According to the Better Business Bureau, penny auctions are costing Americans thousands of dollars every day by using deceptive business models that prey on consumer ignorance. Recently, a site called Kudu Bids has gained attention for offering gift cards and electronics for pennies on the dollar; however, there are numerous online reviews complaining about a supposed KuduBids scam. Before you visit this site or one offering similar promises, learn what the BBB is saying about these so-called bargain websites.

A warning to consumers

Recently, the BBB issued a warning letter outlining the potential pitfalls associated with penny auctions. According to the BBB, the organization has received hundreds of complaints, which led it to include websites like KuduBids in its annual top ten list of popular rip-offs.

Carrie A. Hurt, president and CEO of the BBB's Central, Southwest Texas, Coastal and the Permian Basin office says most consumers don't understand the risk associated with these bargain websites. According to her, winning users often end up paying more than an item is worth, thanks to the cumulative cost of placing bids. Additionally, because these sites force users to pay for the right to place bids, failed bidders end up losing money without gaining anything in return.

Are they all the same?

According to the BBB, consumers should be wary of any penny auction site; however, it has awarded some with A ratings, including QuiBids and DealDash.
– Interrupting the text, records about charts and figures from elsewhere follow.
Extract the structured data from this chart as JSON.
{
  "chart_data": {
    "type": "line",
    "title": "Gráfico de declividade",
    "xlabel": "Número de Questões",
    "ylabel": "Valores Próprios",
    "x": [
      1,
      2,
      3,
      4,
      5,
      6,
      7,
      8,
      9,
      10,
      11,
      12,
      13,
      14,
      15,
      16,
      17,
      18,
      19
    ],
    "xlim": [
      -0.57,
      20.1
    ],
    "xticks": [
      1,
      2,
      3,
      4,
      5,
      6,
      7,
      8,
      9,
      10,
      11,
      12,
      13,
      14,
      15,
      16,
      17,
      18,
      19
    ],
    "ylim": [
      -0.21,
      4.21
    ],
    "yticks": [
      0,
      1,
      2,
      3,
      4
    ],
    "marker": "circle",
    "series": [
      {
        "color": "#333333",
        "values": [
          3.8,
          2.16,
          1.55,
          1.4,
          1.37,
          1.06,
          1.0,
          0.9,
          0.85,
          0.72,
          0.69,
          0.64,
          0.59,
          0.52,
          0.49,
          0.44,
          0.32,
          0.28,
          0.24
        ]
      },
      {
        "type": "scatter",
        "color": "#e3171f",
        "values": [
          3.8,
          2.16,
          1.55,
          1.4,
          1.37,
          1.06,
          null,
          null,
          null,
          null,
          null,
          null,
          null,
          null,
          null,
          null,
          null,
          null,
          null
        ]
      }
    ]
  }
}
According to the BBB, these companies attained these ratings thanks to relatively low complaint volumes and because they've taken steps to audit their practices to prove they aren't using automated software to make fictitious bids on behalf of the companies.

What about Kudu Bids?

Recently, negative reviews have been popping up all over the Internet complaining about a supposed KuduBids scam in which the company is accused of using automated bots to encourage user failure. Although there's no way to know if these claims are true, the BBB warns that the strategy is frequently utilized by disreputable companies. Currently, has not been rated by the BBB, and consumers would be well-advised to stay away from companies that haven't gained the organization's seal of approval.


Despite giving high ratings to certain penny auctions, the Better Business Bureau clearly states that it does not endorse the business model. That said, it does offer a guide to consumers who are dead set on participating.

According to the agency, users should always read each site's terms and conditions. It also recommends that bidders start small and set strict spending limits they can stick to. Additionally, the organization encourages consumers to research an item to find out its actual worth. Finally, the BBB warns users to avoid sites that have been accused of using automated bots and encourages bidders to check the organization's Business Review to see if a company has received an inordinate amount of complaints relative to its size and age.